FilterHN

Context Sculpting

20 points

by perceptronblues

21 hours ago

| past

| 5 comments

| perceptiontheory.bearblog.dev

| HN

▲

theowaway213456

19 hours ago

[-]

Not a single mention of prompt caching in this article, which is a massive benefit of append-only context.

▲

unholiness

18 hours ago

[-]

If it were, I can in theory see situations where improving content cleanliness is worth blowing away the KV cache.

But I absolutely can't see how feeding the entire context into a more expensive model multiple times per task, just to propose context edits that might indirectly help, could ever be worthwhile.

▲

jauntywundrkind

17 hours ago

[-]

Cost wise yes, but in terms of getting the correct best work done? Meh, not helpful!

I think more what's missing here is the comparison of different tries, from the same head. And there prompt caching does help!

▲

JSR_FDED

20 hours ago

[-]

All this mucking about with harnesses and context is really just Markdown engineering.

▲

0gs

20 hours ago

[-]

i definitely considered something like this for the local-first harness i made ... i just don't think most people have the RAM to be able to run two good models yet. maybe i'm wrong though. but i also think a single "agent" can compartmentalize itself into subdivisions better than we imagine (i.e., much much better than any single human can). i ended up creating a broker, though, so at least the tool calls don't eat up as much context. and the auto-reset thing is definitely legit.

▲

andai

19 hours ago

[-]

See also: agent harness in 50 lines (based on mini-swe-agent).

https://minimal-agent.com/

I followed this tutorial earlier today and I'm having a lot of fun with it.

https://gist.github.com/a-n-d-a-i/cb5e929b4c87b8d185760d0264...

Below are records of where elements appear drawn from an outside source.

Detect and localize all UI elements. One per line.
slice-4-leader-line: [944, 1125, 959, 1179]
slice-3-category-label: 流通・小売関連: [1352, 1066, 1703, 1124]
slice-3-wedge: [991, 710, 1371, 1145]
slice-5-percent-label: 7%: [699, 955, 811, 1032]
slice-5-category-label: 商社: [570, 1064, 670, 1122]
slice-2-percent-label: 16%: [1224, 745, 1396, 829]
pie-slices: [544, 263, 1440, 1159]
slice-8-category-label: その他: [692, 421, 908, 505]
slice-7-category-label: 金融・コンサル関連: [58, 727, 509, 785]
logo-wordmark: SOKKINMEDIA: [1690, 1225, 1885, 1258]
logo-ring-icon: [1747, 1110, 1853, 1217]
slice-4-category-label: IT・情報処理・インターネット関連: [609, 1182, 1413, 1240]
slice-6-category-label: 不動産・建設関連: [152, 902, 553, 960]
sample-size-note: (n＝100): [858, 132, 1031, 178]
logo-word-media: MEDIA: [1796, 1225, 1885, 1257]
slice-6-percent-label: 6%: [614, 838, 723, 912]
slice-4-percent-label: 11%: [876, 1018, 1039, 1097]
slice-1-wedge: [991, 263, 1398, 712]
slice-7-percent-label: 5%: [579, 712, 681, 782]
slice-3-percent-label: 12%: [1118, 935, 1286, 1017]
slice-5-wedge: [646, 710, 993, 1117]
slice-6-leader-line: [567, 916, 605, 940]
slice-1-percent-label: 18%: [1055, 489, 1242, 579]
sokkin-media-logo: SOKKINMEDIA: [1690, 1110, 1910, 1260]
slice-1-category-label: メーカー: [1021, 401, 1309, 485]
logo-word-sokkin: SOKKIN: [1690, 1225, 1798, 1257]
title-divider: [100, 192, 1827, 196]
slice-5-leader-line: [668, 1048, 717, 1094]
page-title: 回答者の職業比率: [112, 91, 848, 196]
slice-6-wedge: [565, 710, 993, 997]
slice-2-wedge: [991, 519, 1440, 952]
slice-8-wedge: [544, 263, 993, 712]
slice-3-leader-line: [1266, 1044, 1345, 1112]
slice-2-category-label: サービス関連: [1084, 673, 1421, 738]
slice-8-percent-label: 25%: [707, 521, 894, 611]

I added a 2nd while loop so that it takes user input. And vendored my tiny llm lib (so it's 150 lines now, and dependency free :)

---

As for context-sculpting, the economics are different when not touching the context gives you the >98% discount everyone's doing now. (Although it might be worth fiddling with the suffix... not sure yet!)

e.g. this issue: "ToolSearch saves ~15K tokens per request in prompt size, but at the cost of breaking prefix-based caching for models like DeepSeek that rely on stable prefixes. For heavy users of DeepSeek through OpenRouter, the savings from smaller prompts are dwarfed by the increased cost from cache misses."

https://github.com/QwenLM/qwen-code/discussions/4065

▲

saint-evan

7 hours ago

[-]

This is really interesting 'vibe research'. I also really like the term as well, it points to how much more easy exploration has become with these tools. Anyway, this idea of context sculpting is something I’ve been circling for a while too, especially since the edit button appeared in chat UIs. The takeaway is similar to yours but leans closer to something like user-side auto-compaction.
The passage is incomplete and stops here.